My aged mother would happily trade a few months or even years of her life to spend more time enjoying what she has left.
Having myself been a widower and nursed a spouse through a painful disease over several years and ultimately death I am acutely aware that our most precious and equally distributed resource ( at least on a daily basis) is time. It strikes me as a massive error of judgement to expect time to be willingly sacrificed in order to extend life (assuming the data correct on the percentage of those dying from Covid with a preexisting morbidity and average age) for a small number of people.
Watching a loved one die is the worst thing I have had to do. To all intents and purposes I lost my wife or at least the woman I fell in love with about one year into here treatment, that she fought so hard for three more years was truly extraordinary, but it was also deeply painful for us both. She had only tiny moments of time free of pain and with some sort of happiness during those three years. It was only right at the end that she experienced a moment of extraordinary peace and I have to say on reflection happiness as she said her final words to me. Tears are in my eyes as I write, I will always be grateful to her and for her. I miss her to this day despite having recently married.
I know also one other thing she would say if she were here, “you have to take the risk of living”, and so we must.
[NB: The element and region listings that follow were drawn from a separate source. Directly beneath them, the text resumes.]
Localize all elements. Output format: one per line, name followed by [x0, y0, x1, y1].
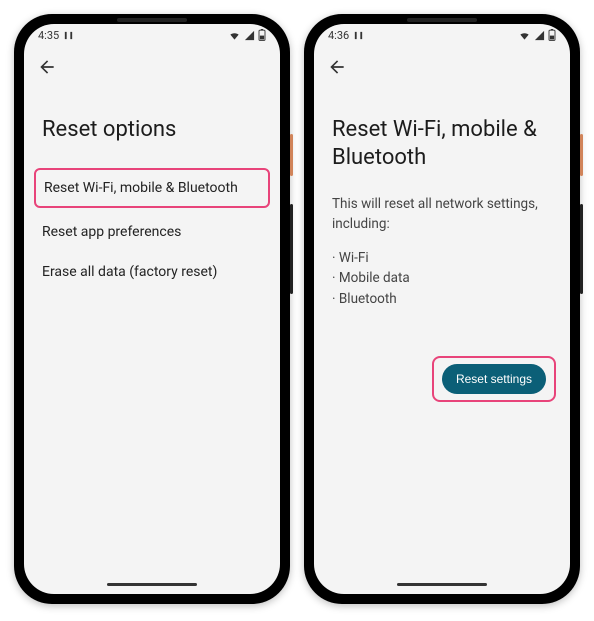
screen-left: 4:35 Reset opt — [24, 24, 280, 594]
app-bar — [24, 46, 280, 88]
phone-frame-right: 4:36 Reset Wi- — [304, 14, 580, 604]
signal-icon — [534, 30, 545, 41]
back-button[interactable] — [326, 56, 348, 78]
bullet-mobile-data: Mobile data — [332, 268, 552, 288]
arrow-back-icon — [327, 57, 347, 77]
back-button[interactable] — [36, 56, 58, 78]
power-button — [290, 134, 293, 176]
page-title: Reset Wi-Fi, mobile & Bluetooth — [332, 116, 552, 171]
battery-icon — [548, 29, 556, 41]
volume-button — [290, 204, 293, 294]
phone-frame-left: 4:35 Reset opt — [14, 14, 290, 604]
bullet-bluetooth: Bluetooth — [332, 289, 552, 309]
volume-button — [580, 204, 583, 294]
wifi-icon — [228, 30, 241, 41]
nav-handle[interactable] — [107, 583, 197, 586]
status-bar: 4:35 — [24, 24, 280, 46]
option-label: Reset Wi-Fi, mobile & Bluetooth — [44, 180, 238, 196]
bullet-wifi: Wi-Fi — [332, 248, 552, 268]
bullet-list: Wi-Fi Mobile data Bluetooth — [332, 248, 552, 309]
option-label: Reset app preferences — [42, 224, 181, 240]
status-time: 4:36 — [328, 29, 349, 42]
wifi-icon — [518, 30, 531, 41]
option-erase-all-data[interactable]: Erase all data (factory reset) — [42, 252, 262, 292]
power-button — [580, 134, 583, 176]
option-label: Erase all data (factory reset) — [42, 264, 217, 280]
battery-icon — [258, 29, 266, 41]
page-title: Reset options — [42, 116, 262, 144]
reset-settings-button[interactable]: Reset settings — [442, 364, 546, 394]
nfc-icon — [353, 30, 364, 41]
nav-handle[interactable] — [397, 583, 487, 586]
signal-icon — [244, 30, 255, 41]
status-bar: 4:36 — [314, 24, 570, 46]
content-area: Reset Wi-Fi, mobile & Bluetooth This wil… — [314, 88, 570, 594]
highlight-box: Reset settings — [432, 356, 556, 402]
app-bar — [314, 46, 570, 88]
description-text: This will reset all network settings, in… — [332, 195, 552, 234]
option-reset-network[interactable]: Reset Wi-Fi, mobile & Bluetooth — [34, 168, 270, 208]
screen-right: 4:36 Reset Wi- — [314, 24, 570, 594]
nfc-icon — [63, 30, 74, 41]
arrow-back-icon — [37, 57, 57, 77]
content-area: Reset options Reset Wi-Fi, mobile & Blue… — [24, 88, 280, 594]
option-reset-app-prefs[interactable]: Reset app preferences — [42, 212, 262, 252]
status-time: 4:35 — [38, 29, 59, 42]
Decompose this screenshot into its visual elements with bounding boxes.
I am not for one moment suggesting we ignore the virus and its awful consequences merely that we should exercise care, distancing and consideration for others, but locking us up will when history is written be proven to be one of the most catastrophic acts inflicted on our society.
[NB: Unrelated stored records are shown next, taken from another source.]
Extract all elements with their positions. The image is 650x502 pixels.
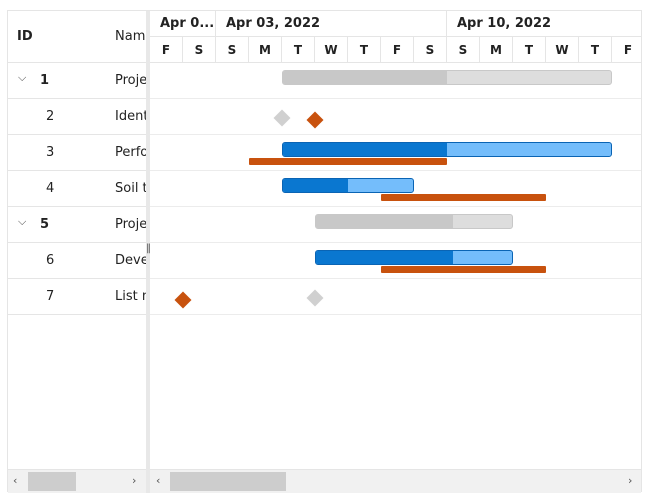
table-row[interactable]: ⌵ 1 Proje [8,63,146,99]
baseline-bar [381,266,546,273]
task-id: 7 [46,289,55,304]
task-progress [316,215,454,228]
task-id: 2 [46,109,55,124]
task-bar[interactable] [282,142,612,157]
timeline-day-label: M [480,37,513,63]
table-row[interactable]: ⌵ 5 Proje [8,207,146,243]
chart-scrollbar[interactable]: ‹ › [150,469,641,493]
task-id: 5 [40,217,50,232]
timeline-day-label: S [183,37,216,63]
timeline-week-label: Apr 0... [150,11,216,37]
table-row[interactable]: 3 Perfo [8,135,146,171]
table-row[interactable]: 6 Deve [8,243,146,279]
timeline-day-label: F [612,37,641,63]
task-bar[interactable] [282,178,414,193]
baseline-bar [381,194,546,201]
task-id: 6 [46,253,55,268]
chevron-right-icon[interactable]: › [628,474,632,487]
summary-task-bar[interactable] [282,70,612,85]
timeline-day-label: S [447,37,480,63]
chevron-down-icon[interactable]: ⌵ [18,215,26,229]
timeline-week-label: Apr 03, 2022 [216,11,447,37]
chevron-right-icon[interactable]: › [132,474,136,487]
task-progress [283,71,447,84]
chart-scroll-thumb[interactable] [170,472,286,491]
task-id: 4 [46,181,55,196]
timeline-day-label: M [249,37,282,63]
task-name: Soil t [115,181,146,196]
task-progress [283,179,348,192]
task-name: Proje [115,73,146,88]
task-name: List n [115,289,146,304]
table-row[interactable]: 4 Soil t [8,171,146,207]
task-progress [316,251,454,264]
task-grid: ID Nam ⌵ 1 Proje 2 Ident 3 Perfo 4 Soil t ⌵ 5 Proje… [8,11,146,481]
timeline-day-label: W [546,37,579,63]
column-header-name[interactable]: Nam [115,29,145,44]
chart-area: Apr 0... Apr 03, 2022 Apr 10, 2022 F S S M T W T F… [150,11,641,481]
timeline-day-label: T [579,37,612,63]
timeline-week-label: Apr 10, 2022 [447,11,641,37]
chevron-down-icon[interactable]: ⌵ [18,71,26,85]
timeline-day-label: S [414,37,447,63]
baseline-bar [249,158,447,165]
timeline-day-label: T [348,37,381,63]
timeline-day-label: W [315,37,348,63]
task-id: 3 [46,145,55,160]
summary-task-bar[interactable] [315,214,513,229]
task-bar[interactable] [315,250,513,265]
timeline-day-label: F [381,37,414,63]
timeline-day-label: F [150,37,183,63]
task-progress [283,143,447,156]
chevron-left-icon[interactable]: ‹ [13,474,17,487]
chart-row [150,99,641,135]
grid-scrollbar[interactable]: ‹ › [8,469,146,493]
table-row[interactable]: 2 Ident [8,99,146,135]
timeline-day-label: S [216,37,249,63]
grid-header: ID Nam [8,11,146,63]
gantt-chart: ID Nam ⌵ 1 Proje 2 Ident 3 Perfo 4 Soil t ⌵ 5 Proje… [7,10,642,493]
task-id: 1 [40,73,50,88]
column-header-id[interactable]: ID [17,29,33,44]
task-name: Proje [115,217,146,232]
chart-row [150,279,641,315]
grid-scroll-thumb[interactable] [28,472,76,491]
task-name: Deve [115,253,146,268]
timeline-day-label: T [282,37,315,63]
table-row[interactable]: 7 List n [8,279,146,315]
task-name: Ident [115,109,146,124]
timeline-day-label: T [513,37,546,63]
chevron-left-icon[interactable]: ‹ [156,474,160,487]
task-name: Perfo [115,145,146,160]
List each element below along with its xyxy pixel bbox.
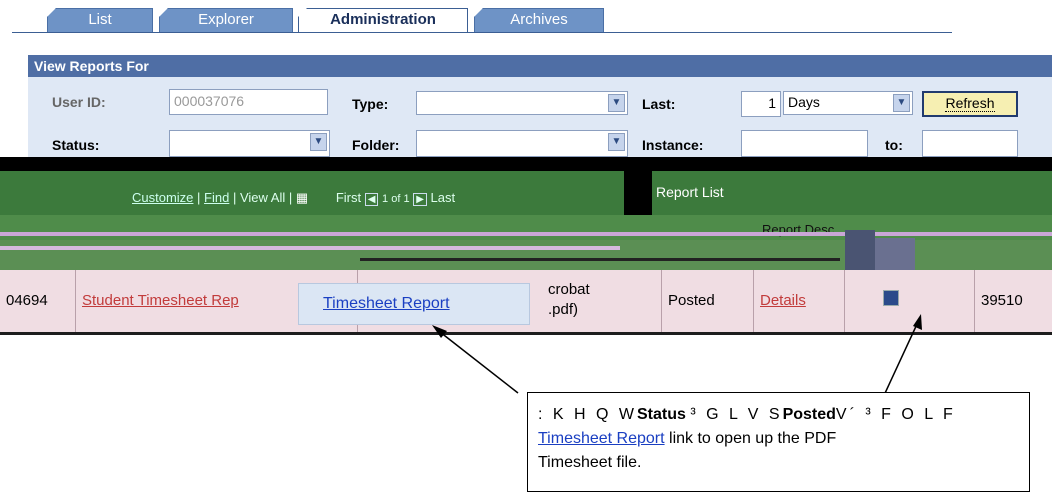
callout-line-3: Timesheet file.: [538, 454, 642, 471]
instruction-callout: : K H Q WStatus ³ G L V SPostedV´ ³ F O …: [527, 392, 1030, 492]
callout-line-1: : K H Q WStatus ³ G L V SPostedV´ ³ F O …: [538, 406, 956, 423]
callout-line-2: Timesheet Report link to open up the PDF: [538, 430, 837, 447]
callout-timesheet-link[interactable]: Timesheet Report: [538, 430, 665, 447]
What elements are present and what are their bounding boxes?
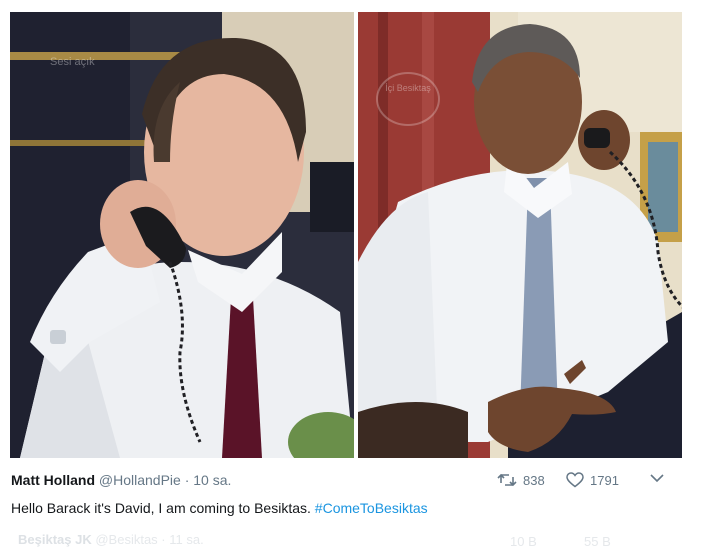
like-count: 1791 (590, 472, 619, 488)
author-handle[interactable]: @HollandPie (99, 472, 181, 488)
watermark-stamp: İçi Besiktaş (376, 72, 440, 126)
retweet-count: 838 (523, 472, 545, 488)
timestamp[interactable]: 10 sa. (193, 472, 231, 488)
ghost-handle: @Besiktas (95, 532, 158, 547)
ghost-like-count: 55 B (584, 534, 611, 549)
chevron-down-icon[interactable] (650, 473, 664, 483)
photo-left[interactable]: Sesi açık (10, 12, 354, 458)
retweet-icon (497, 473, 517, 487)
hashtag-link[interactable]: #ComeToBesiktas (315, 500, 428, 516)
ghost-time: 11 sa. (169, 532, 204, 547)
like-button[interactable]: 1791 (566, 472, 619, 488)
tweet-header: Matt Holland @HollandPie · 10 sa. (11, 472, 231, 488)
photo-right[interactable]: İçi Besiktaş (358, 12, 682, 458)
author-name[interactable]: Matt Holland (11, 472, 95, 488)
ghost-author-name: Beşiktaş JK (18, 532, 92, 547)
next-tweet-preview: Beşiktaş JK @Besiktas · 11 sa. 10 B 55 B (18, 532, 611, 549)
ghost-retweet-count: 10 B (510, 534, 537, 549)
watermark-text: Sesi açık (50, 56, 95, 68)
tweet[interactable]: Matt Holland @HollandPie · 10 sa. 838 17… (0, 462, 668, 518)
tweet-body: Hello Barack it's David, I am coming to … (11, 500, 311, 516)
tweet-text: Hello Barack it's David, I am coming to … (11, 500, 428, 516)
separator: · (184, 472, 190, 488)
tweet-media[interactable]: Sesi açık İçi Besiktaş (10, 12, 682, 458)
retweet-button[interactable]: 838 (497, 472, 545, 488)
heart-icon (566, 472, 584, 488)
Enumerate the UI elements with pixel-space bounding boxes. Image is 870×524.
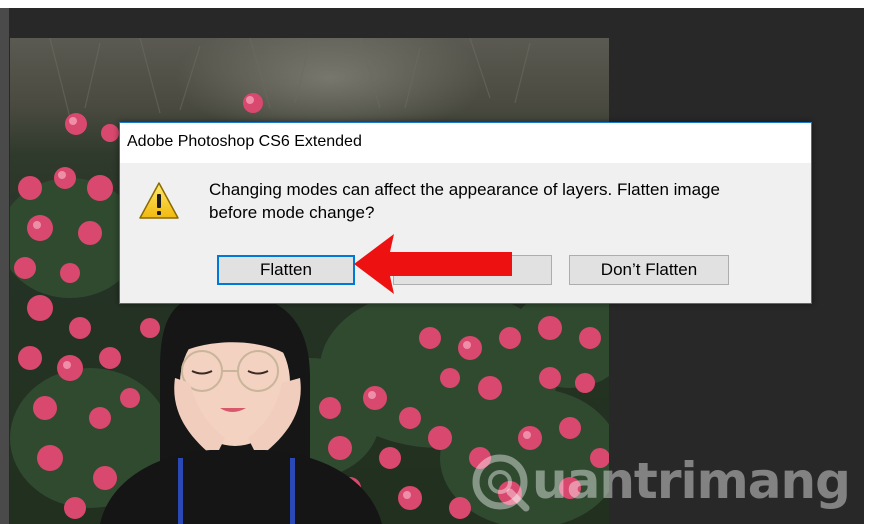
quantrimang-logo: [472, 454, 530, 512]
flatten-button[interactable]: Flatten: [217, 255, 355, 285]
top-edge: [0, 0, 870, 8]
watermark-text: uantrimang: [532, 452, 851, 510]
arrow-left-icon: [354, 234, 512, 294]
watermark: uantrimang: [470, 448, 851, 518]
dialog-titlebar[interactable]: Adobe Photoshop CS6 Extended: [120, 123, 811, 163]
dont-flatten-button[interactable]: Don’t Flatten: [569, 255, 729, 285]
dialog-message: Changing modes can affect the appearance…: [209, 180, 720, 222]
right-edge: [864, 8, 870, 524]
dialog-title: Adobe Photoshop CS6 Extended: [127, 133, 362, 150]
left-panel-edge: [0, 8, 9, 524]
warning-icon: [139, 182, 179, 219]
Sadly there are those whose behaviour is nothing short of selfish and perhaps we are all paying a price to contain that selfishness. Time will tell.
Regarding the main thrust of this article which focuses on the fact that middle-aged are making these decisions, I would point out that these same people are those who are invariably on the highest incomes, with the pensions to match, and as such have the least to be concerned regarding the long-term damage their lockdown policies are liable to cause.